Yeni dünya ve ahlaklı siyasetin merkezi Türkiye
“Dünya değişiyor”, “yeni dünya düzeni” vesaire gibi tanımların tam merkezindeyiz. Lakin geldiğimiz noktada, dünyada nasıl bir siyaset anlayışının devrede olduğunu da görmekteyiz. Değişen çok şey var, doğru! Lakin bu kadar kanın, haksızlığın, sömürgeciliğin içinde, bataklıktaki nilüfer çiçeği gibi umudu tertemiz ayakta tutan Türkiye’nin ürettiği ahlaklı siyasete de şahitlik etmekteyiz.
Başkan Erdoğan; adeta meşhur ressam Osman Hamdi Bey’in ünlü eserindeki “kaplumbağa terbiyecisi” gibi, siyaset adına meydanda olanlara, muhatabı dünya liderleri de dahil olmak üzere, ahlaklı siyaset eğiticisi konumunda şu anda.
Bu nedenle, Türkiye şimdi gittiği her yerde “Türkiye burada kalsın” diyor. Düşünebiliyor musunuz, başka ülkeler olsa bile, gittiğin yerde sana “kal ne olur gitme” deniliyor. Daha geçenlerde Türk Silahlı Kuvvetlerinin Azerbaycan’da ortak tatbikatı sırasında insanların ağzından çıkan esas cümle, bu cümle idi.
“Kal TÜRKİYE…”
Siyasi literatürde bu kelime kadar anlamlı içeriği dolu ve mana yükü olan başka cümle duydunuz mu? Yok çünkü, başka Türkiye yok!
Macron tarzı, Fransız siyaset aklının Lübnan’daki patlama sonrası, sevinçli sevinçli oraya güya taziye pozu yerine dünyanın başka şeylere ihtiyacı vardır, bu da açıktır.
Ve bakın bu kadar saldırılar, özellikle ekonomik kalkınmamızın fiili varlığına rağmen, operasyon üzerine operasyon havasına rağmen, halen gelişmesini ve kalkınmasını aksatmayan bir yönetim anlayışını da öğretmekte Erdoğan!
Eee tabii ki bundan bahtiyar olanlar kadar mutsuz olanların da telaşı, telaşın verdiği arsız adımların ve tavırların da şahidiyiz!
Ahlaklı siyasetin merkezi olmak, giderek Türkiye’yi dünyanın merkezi haline getirmekte farkındaysanız.
Merkezi güç olmak için elbette ekonomik, askeri güç olma, şartsız durumdur! Lakin bir gücü kalıcı hale getiren sadece ekonomik ve askeri dayatma, bazen aciz kalabiliyor. Merkezinde insan olmayan tüm üretilen siyasetin sonu hüsrandır. Nitekim ki, sömürgeci akıl ile dünyanın artık yönetilemediğini görmekteyiz!

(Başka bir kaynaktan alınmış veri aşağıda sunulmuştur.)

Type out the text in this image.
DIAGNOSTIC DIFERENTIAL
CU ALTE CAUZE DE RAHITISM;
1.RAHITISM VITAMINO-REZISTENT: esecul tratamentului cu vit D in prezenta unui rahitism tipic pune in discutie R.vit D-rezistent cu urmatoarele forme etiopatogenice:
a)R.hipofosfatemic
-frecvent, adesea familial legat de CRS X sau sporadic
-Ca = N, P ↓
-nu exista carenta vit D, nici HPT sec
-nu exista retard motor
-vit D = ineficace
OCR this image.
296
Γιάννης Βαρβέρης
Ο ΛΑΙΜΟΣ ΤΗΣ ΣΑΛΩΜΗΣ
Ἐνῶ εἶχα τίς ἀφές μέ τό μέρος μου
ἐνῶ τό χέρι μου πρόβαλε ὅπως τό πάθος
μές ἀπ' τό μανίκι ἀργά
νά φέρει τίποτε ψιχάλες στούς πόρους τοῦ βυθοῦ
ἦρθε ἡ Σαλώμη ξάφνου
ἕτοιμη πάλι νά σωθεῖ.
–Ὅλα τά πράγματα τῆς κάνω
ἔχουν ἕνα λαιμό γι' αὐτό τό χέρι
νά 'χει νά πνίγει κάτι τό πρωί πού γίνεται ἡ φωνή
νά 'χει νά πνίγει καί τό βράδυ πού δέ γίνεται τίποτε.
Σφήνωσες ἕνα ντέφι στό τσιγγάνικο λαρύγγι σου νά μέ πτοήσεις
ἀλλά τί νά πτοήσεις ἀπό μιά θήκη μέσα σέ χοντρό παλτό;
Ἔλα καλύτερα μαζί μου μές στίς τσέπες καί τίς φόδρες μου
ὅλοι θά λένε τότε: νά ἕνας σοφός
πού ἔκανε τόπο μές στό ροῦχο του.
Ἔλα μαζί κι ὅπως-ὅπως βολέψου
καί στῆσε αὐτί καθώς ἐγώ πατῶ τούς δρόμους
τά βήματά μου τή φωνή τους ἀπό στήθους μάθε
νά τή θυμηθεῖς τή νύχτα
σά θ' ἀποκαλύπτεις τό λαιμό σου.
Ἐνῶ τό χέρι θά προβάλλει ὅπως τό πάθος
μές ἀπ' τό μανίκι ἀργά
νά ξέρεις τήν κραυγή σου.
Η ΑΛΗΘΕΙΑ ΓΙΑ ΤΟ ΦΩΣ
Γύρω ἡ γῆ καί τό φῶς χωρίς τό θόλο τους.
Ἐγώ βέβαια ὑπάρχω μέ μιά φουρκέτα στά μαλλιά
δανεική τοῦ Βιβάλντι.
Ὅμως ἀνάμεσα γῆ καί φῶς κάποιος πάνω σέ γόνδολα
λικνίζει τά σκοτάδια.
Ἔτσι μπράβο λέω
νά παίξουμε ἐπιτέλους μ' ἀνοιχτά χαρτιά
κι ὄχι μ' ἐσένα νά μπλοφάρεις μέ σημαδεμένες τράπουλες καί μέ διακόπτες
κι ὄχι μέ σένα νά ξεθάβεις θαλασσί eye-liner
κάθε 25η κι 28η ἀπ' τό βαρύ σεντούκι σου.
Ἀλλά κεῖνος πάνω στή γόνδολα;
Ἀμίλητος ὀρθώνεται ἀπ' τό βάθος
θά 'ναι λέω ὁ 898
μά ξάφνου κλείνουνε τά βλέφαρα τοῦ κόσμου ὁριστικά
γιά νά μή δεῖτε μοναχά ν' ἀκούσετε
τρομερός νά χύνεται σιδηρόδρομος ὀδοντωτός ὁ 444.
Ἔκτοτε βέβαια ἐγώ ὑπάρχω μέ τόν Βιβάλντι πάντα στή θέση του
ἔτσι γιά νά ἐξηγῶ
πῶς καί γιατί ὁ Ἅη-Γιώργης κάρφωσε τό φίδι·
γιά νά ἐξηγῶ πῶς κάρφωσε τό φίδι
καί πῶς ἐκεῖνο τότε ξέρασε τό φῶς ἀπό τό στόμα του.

Başkan Erdoğan sayesinde Türkiye bu şahlanış dönemini yaşamaktadır. Bu akıl, üretilen bu yönetim modeli, Türkiye’yi dünyanın merkezi haline getirdi.
Şimdi bakın, ikide bir “diktatör” teraneleri ile algı yönetimini yapanların halkları bile “keşke bizim de böyle bir liderimiz olsaydı” diyebiliyor. Ama ne hikmetse, bizim kendi içimizdeki bazılarının hasedi ve kini dinmemekte! Ben anlıyorum; haset bu kadar çıtayı yükseğe çeken bir adama yetişememe, hayallerini bile takip etmekte yorulanların bu tavrı, anlaşılandır esasında. Lakin bu şahsi beceriksizliklerini, ülkenin kalkınmasına taş olarak engel gibi yola koymak neyin nesidir? Bunun ismi haset değil artık, ihanettir! Halkına, milletine, devletine, inandığın ne varsa ona…
Oysa kişiler fanidir. Değil mi? “Her gelen bakar gider” denilen bu dünyada, geriye eserler kalacaktır. Nitekim bizden evvel ki nesillerden de, bize eser bırakanları seve seve kalbimizde tahta oturttuk.
İşte ahlaklı siyasetin merkezi haline gelen Türkiye’nin; hem kendisine, hem de tüm dünyaya yeni söz söyleyecek çapı, durmadan genişlemektedir.
Böyle bir Türkiye, dünyaya ve insanoğluna devadır.